You are viewing a plain text version of this content. The canonical link for it is here.
Posted to common-dev@hadoop.apache.org by Hemant kulkarni <ku...@gmail.com> on 2011/10/07 00:35:42 UTC

Hadoop for unstructured data storage

Hi all,
We are a small software development firm working on data backup
software. We have a backup product which copies data from client
machine to data store. Currently we provide a specialized hardware to
store data(1-3TB disks and servers). We want to provide solution to
some customers(mining company) with following requirements
1] Huge data storage capacity(initially starting with 100 TB but
should be easy to increase)
2] Initially this facility is used as data storage but in future
company plans to add data processing software(some MapReduce jobs)
3] Most of data is unstructured (mostly images, text files and videos)
4] many times data is duplicate of some original. So need de duplication
5] Mostly data is added every time(daily backup) and occasionally
read.(Write every day new data and read on weekly)
6] data copied is in terms of files(every backup is 100,000 files each
file is some MB and some files in KB)
7] this is data storage so latency requirements are not very strict
8] Some part of data have very high HA requirements. Should be copied
to data centers outside country on timely basis(weekly, but data size
is small like few TB)
9]Currently we provide some sort of HSM(Hierarchical Storage
Management ). company needs something similar in new solution
10] Single namespace and versioning of files is another requirement

As I understood HDFS doesn't suit directly for such storage due to
following design consideration
1] Large no of small files
2] duplicate data
3] write many read once requirement

Here are my questions
1] Does DHFS support our client requirements? or at least can it be
configured to suit needs?
2] is there any customization of HDFS(if possible) which will serve the purpose

is there any other solution which will work?

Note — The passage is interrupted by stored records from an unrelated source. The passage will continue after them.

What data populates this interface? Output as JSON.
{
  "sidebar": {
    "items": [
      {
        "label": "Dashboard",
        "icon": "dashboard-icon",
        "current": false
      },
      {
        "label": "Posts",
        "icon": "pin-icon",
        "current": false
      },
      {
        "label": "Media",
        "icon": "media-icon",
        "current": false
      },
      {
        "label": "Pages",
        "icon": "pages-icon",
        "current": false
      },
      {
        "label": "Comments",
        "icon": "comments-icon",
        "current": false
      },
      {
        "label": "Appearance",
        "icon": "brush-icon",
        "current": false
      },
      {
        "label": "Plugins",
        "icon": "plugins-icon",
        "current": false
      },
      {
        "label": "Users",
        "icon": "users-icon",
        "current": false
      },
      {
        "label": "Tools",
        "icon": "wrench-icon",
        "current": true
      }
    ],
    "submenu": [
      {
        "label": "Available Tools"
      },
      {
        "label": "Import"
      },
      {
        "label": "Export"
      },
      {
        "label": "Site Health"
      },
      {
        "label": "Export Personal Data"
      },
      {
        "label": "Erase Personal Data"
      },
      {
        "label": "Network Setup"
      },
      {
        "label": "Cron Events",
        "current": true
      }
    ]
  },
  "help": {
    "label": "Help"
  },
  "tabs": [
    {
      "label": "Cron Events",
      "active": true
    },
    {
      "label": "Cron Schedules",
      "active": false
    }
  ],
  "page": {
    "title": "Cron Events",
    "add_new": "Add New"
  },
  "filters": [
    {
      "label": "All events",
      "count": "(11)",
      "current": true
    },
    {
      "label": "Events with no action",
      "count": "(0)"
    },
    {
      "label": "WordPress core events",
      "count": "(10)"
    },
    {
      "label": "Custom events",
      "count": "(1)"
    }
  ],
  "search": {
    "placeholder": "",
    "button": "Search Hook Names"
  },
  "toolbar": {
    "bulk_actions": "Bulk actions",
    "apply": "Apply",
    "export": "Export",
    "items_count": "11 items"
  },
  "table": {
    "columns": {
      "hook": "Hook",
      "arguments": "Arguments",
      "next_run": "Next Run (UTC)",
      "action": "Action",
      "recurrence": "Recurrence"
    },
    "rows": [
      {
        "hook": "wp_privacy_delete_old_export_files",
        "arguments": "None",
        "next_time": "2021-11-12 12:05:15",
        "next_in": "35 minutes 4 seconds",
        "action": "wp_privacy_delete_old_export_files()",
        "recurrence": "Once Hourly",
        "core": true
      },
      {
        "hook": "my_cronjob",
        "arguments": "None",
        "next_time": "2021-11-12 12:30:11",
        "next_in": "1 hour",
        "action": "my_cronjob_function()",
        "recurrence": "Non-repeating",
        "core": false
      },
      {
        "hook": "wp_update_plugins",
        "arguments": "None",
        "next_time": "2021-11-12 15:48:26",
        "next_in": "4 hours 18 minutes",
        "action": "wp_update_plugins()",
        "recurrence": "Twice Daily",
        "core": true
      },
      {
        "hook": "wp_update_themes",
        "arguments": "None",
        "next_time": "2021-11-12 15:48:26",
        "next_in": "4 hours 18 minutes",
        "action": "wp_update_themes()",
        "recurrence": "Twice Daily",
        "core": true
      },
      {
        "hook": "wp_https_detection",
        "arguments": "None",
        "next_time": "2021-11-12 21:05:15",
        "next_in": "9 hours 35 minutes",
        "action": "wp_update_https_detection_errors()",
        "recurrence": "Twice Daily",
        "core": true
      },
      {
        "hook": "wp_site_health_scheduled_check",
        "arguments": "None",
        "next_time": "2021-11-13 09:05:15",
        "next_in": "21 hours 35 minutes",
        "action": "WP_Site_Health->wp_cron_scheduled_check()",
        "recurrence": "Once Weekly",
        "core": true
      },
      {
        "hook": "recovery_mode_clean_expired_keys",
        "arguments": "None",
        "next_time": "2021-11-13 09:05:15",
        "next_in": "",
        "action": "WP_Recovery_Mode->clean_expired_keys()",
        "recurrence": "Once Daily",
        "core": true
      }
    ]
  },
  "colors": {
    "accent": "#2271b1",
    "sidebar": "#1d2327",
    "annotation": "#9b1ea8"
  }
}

All thoughts/suggestions are welcome

Regards,
Hemant.

Re: Hadoop for unstructured data storage

Posted by Ted Dunning <td...@maprtech.com>.
HDFS does not really meet your needs.  I think that MapR's solution would.
 I will contact off-line to give details.

On Thu, Oct 6, 2011 at 3:35 PM, Hemant kulkarni <ku...@gmail.com>wrote:

> Hi all,
> We are a small software development firm working on data backup
> software. We have a backup product which copies data from client
> machine to data store. Currently we provide a specialized hardware to
> store data(1-3TB disks and servers). We want to provide solution to
> some customers(mining company) with following requirements
> 1] Huge data storage capacity(initially starting with 100 TB but
> should be easy to increase)
> 2] Initially this facility is used as data storage but in future
> company plans to add data processing software(some MapReduce jobs)
> 3] Most of data is unstructured (mostly images, text files and videos)
> 4] many times data is duplicate of some original. So need de duplication
> 5] Mostly data is added every time(daily backup) and occasionally
> read.(Write every day new data and read on weekly)
> 6] data copied is in terms of files(every backup is 100,000 files each
> file is some MB and some files in KB)
> 7] this is data storage so latency requirements are not very strict
> 8] Some part of data have very high HA requirements. Should be copied
> to data centers outside country on timely basis(weekly, but data size
> is small like few TB)
> 9]Currently we provide some sort of HSM(Hierarchical Storage
> Management ). company needs something similar in new solution
> 10] Single namespace and versioning of files is another requirement
>
> As I understood HDFS doesn't suit directly for such storage due to
> following design consideration
> 1] Large no of small files
> 2] duplicate data
> 3] write many read once requirement
>
> Here are my questions
> 1] Does DHFS support our client requirements? or at least can it be
> configured to suit needs?
> 2] is there any customization of HDFS(if possible) which will serve the
> purpose
>
> is there any other solution which will work?
>
> All thoughts/suggestions are welcome
>
> Regards,
> Hemant.
>

Re: Hadoop for unstructured data storage

Posted by Ted Dunning <td...@maprtech.com>.
HDFS does not really meet your needs.  I think that MapR's solution would.
 I will contact off-line to give details.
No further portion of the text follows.